Doktor Weaver skinęła tylko głową, odnosząc się do jego decyzji z całkowitą neutralnością.

– Będzie pan musiał przejść badania wstępne. Zabieg przewidziany jest na pojutrze. Mam dla pana chyba z tysiąc formularzy i kwestionariuszy do wypełnienia. – Spojrzała na Sachs. – Pani jest pełnomocnikiem pana Rhyme’a?

– Ja nim jestem – odezwał się Thom. – Mogę podpisywać w jego imieniu wszystkie dokumenty.

– Doskonale. Zechcą państwo poczekać tu na mnie minutkę? Zaraz przyniosę te papiery.

Sachs wstała i wyszła z gabinetu wraz z lekarką. Rhyme słyszał jeszcze, jak pyta:

– Pani doktor, mam... – Drzwi zasunęły się z cichym kliknięciem.

– Konspiracja – mruknął Rhyme do Thoma. – Bunt na pokładzie.

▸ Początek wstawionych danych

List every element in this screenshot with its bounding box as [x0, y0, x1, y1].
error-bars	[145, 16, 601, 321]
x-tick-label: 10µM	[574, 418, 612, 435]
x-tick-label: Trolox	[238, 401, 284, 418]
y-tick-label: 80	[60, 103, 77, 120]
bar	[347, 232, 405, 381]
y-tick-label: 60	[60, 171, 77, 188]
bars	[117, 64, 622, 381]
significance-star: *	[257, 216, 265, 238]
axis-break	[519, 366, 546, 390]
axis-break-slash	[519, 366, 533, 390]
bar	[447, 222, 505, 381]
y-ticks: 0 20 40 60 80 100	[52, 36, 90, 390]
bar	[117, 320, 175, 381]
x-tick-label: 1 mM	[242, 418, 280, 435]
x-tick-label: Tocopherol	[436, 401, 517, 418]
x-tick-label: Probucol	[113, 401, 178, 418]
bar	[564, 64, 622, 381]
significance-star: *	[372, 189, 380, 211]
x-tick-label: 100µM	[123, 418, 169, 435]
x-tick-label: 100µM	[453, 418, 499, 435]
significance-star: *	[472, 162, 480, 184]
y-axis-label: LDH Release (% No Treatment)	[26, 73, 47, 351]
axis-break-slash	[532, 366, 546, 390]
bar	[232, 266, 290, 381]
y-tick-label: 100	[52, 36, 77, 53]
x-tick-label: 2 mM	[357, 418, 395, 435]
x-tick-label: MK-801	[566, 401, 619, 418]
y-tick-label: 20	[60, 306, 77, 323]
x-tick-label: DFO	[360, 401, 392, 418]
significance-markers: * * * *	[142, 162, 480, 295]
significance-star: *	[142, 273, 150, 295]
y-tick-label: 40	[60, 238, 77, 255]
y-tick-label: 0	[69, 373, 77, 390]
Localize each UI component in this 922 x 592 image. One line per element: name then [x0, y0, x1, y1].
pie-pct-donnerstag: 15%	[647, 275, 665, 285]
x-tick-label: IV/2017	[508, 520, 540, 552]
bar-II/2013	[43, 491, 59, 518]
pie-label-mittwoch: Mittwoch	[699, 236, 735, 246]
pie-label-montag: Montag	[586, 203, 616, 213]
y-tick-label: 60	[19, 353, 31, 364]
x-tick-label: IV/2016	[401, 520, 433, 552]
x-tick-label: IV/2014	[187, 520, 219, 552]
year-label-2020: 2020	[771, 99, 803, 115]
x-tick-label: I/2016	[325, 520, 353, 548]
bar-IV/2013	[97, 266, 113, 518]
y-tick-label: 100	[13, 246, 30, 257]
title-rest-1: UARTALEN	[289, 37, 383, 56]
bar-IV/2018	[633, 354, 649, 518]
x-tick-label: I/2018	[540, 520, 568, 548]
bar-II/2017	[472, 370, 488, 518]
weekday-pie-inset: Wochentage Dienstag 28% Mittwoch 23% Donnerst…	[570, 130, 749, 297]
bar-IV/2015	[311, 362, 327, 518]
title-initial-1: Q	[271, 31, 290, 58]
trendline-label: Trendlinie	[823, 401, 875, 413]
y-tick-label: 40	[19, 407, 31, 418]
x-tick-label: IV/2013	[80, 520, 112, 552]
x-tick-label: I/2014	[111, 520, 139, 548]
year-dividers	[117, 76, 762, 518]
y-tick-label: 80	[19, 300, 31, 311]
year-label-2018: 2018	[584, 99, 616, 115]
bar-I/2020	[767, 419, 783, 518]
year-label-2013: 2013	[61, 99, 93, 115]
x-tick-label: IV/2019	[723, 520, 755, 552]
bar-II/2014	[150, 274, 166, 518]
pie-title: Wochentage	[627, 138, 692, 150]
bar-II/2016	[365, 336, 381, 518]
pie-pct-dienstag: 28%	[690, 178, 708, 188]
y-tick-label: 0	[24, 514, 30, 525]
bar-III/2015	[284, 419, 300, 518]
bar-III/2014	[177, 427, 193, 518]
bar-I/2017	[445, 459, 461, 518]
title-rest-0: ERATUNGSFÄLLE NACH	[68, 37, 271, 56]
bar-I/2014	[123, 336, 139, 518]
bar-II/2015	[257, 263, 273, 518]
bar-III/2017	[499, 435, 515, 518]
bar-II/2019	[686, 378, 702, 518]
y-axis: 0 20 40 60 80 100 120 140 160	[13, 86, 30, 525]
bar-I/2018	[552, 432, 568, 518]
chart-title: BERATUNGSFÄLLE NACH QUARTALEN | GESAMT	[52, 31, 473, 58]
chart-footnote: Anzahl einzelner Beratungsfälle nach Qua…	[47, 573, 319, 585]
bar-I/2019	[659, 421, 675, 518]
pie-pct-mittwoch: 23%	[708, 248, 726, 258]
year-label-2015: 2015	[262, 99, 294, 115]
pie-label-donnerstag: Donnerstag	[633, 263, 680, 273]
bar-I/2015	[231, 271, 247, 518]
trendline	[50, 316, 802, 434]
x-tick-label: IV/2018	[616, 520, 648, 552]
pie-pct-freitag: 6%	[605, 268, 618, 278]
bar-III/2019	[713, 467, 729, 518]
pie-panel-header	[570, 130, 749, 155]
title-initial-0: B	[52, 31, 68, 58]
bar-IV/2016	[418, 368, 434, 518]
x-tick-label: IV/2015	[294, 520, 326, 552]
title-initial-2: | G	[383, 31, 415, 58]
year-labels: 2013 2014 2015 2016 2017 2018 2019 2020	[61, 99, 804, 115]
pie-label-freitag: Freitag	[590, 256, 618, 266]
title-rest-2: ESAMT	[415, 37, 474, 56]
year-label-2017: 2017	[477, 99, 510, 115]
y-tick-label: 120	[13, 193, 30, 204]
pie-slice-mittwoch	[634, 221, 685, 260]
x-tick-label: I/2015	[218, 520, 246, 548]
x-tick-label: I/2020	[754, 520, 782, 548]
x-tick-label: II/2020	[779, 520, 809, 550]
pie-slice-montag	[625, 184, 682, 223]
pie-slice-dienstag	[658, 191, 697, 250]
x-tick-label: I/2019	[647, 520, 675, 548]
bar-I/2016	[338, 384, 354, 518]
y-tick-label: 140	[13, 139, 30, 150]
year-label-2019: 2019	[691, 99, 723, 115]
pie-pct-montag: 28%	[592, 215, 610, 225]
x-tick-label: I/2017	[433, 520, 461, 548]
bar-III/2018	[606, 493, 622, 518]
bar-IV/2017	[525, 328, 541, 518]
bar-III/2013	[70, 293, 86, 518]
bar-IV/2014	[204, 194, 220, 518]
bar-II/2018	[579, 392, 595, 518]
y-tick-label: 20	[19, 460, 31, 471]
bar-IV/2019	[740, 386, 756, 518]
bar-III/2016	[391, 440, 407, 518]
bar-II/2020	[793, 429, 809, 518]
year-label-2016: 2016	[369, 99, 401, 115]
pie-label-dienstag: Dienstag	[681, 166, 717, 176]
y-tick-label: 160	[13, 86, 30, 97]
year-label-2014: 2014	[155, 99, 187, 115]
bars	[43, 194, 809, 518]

– Ona się martwi o ciebie.

– Martwi się? Ta kobieta jeździ z prędkością stu pięćdziesięciu mil na godzinę i strzela do gangsterów z Południowego Bronksu. Mnie wstrzykną trochę komórek z młodego rekina.

– Wiesz, o czym mówię.

Rhyme potrząsnął niecierpliwie głową. Jego spojrzenie powędrowało w róg gabinetu doktor Weaver, gdzie na metalowym stojaku spoczywał kręgosłup – najprawdopodobniej prawdziwy. Wydawał się zbyt kruchy, by udźwignąć skomplikowane ludzkie życie, którego podporę kiedyś stanowił.

Rhyme dmuchnął w rurkę sterowniczą i obrócił wózek w stronę drzwi. Przymrużył powieki, jakby chciał przebić spojrzeniem ścianę i dowiedzieć się, co knuje Amelia Sachs.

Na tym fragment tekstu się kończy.